The writing and thought of the Romantic period has long been central to the study of modern literatures in English, and recent developments in literary theory have underlined the continuing importance of changing conceptions and practices of literature and philosophy in this period.

Whether your interests lie in major figures such as Wordsworth, Scott or Mary Shelley, or more neglected writers such as Joanna Baillie; or in the relationship between literature and philosophy, or literature and society, this programme offers you the opportunity to undertake a substantial piece of supervised independent research in your chosen area.

We are the oldest department of English Literature in the world, and at the last Research Assessment Exercise were awarded the highest research rating possible, of 5*A. We have one of the largest graduate programmes in this area in the country and a rich research culture covering all aspects of literatures in English.

We offer supervision in all areas of romanticism, and have particular strengths in philosophical approaches to romantic literature, in Irish and Scottish romanticism, and in the 18th century background to romantic literature.

The research of staff has made valuable contributions to the areas of literature and philosophy, modernism/postmodernism, medieval and early modern literature, history of the book, romanticism, transatlantic studies and performance studies.

English Literature houses the Centre for the History of the Book and is one of the UK's leading forces in this area. It works closely with the Institute for Advanced Studies in the Humanities and with the National Library of Scotland. The latter's recently acquired Murray Archive is crucial for studies in Romanticism, Book History, Bibliography and Archive Studies.

Programme structure

The course includes a 15,000-word dissertation, completed under the supervision of one or more of the course tutors. Students will undertake a seminar based programme of research methods training in core research skills and subject specific methodologies. They will also take two option courses covering areas of Romantic literature and culture related to their chosen fields and will write two extended essays in relation to these courses.

Training and support

The academic staff you will be working with are all active researchers or authors, many of them prize winners and leading scholars in their fields. As well as benefiting from their expert supervision, you will undertake a seminar-based programme of training in core research skills and subject-specific methodologies. You will also have the opportunity to develop other transferable skills through the University’s Institute for Academic Development

We encourage you to share your research and learn from the work of others through a vibrant programme of Work-in-Progress seminars, reading groups, visiting speakers and conferences.

Facilities

On hand are all the amenities you would expect, such as computing facilities, study areas and a common room and kitchen. Our location gives you easy access to the University’s general facilities, such as the Main Library and our collections, as well as to the National Museum, National Library and National Galleries of Scotland at the heart of the city.
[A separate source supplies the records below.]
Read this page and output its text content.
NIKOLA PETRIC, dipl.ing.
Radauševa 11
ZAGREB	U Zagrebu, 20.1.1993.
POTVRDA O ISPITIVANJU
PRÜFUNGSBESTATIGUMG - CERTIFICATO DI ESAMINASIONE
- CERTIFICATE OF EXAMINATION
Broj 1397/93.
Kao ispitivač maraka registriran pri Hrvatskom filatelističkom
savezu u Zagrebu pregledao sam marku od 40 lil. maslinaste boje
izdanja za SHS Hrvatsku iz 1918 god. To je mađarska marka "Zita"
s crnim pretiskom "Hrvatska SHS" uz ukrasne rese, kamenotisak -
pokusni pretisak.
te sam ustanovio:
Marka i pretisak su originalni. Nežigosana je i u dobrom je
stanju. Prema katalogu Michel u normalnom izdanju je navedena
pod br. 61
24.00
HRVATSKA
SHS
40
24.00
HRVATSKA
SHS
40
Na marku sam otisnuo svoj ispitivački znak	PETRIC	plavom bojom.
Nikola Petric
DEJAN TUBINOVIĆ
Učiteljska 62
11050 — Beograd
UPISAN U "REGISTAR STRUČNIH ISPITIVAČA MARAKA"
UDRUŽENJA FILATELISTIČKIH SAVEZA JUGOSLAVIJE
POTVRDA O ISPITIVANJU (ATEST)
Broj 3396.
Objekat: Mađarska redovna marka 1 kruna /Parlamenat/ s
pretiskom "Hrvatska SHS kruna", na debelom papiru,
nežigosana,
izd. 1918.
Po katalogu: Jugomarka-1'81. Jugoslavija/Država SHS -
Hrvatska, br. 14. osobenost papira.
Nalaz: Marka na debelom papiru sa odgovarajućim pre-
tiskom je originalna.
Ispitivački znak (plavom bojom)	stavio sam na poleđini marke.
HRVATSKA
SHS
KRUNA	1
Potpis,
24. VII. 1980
In addition to the impressive range of resources available at the University’s Main Library (more than two million printed volumes and generous online resources) and the nearby National Library of Scotland, we host a number of collections of rare and valuable archival materials, all of which will be readily available to you as a postgraduate student.

Among the literary treasures are the libraries of William Drummond, Lewis Grassic Gibbon, Hugh MacDiarmid, Adam Smith, Dugald Stewart and Norman MacCaig, plus the WH Auden collection, the Corson Collection of works by and about Sir Walter Scott and the Ramage collection of poetry pamphlets.

Our cultural collections are highly regarded and include a truly exceptional collection of early Shakespeare quartos and other early modern printed plays, and world-class manuscript and archival collections.

Our postgraduate journal, Forum, is a valuable conduit for research findings, and provides an opportunity for editorial experience.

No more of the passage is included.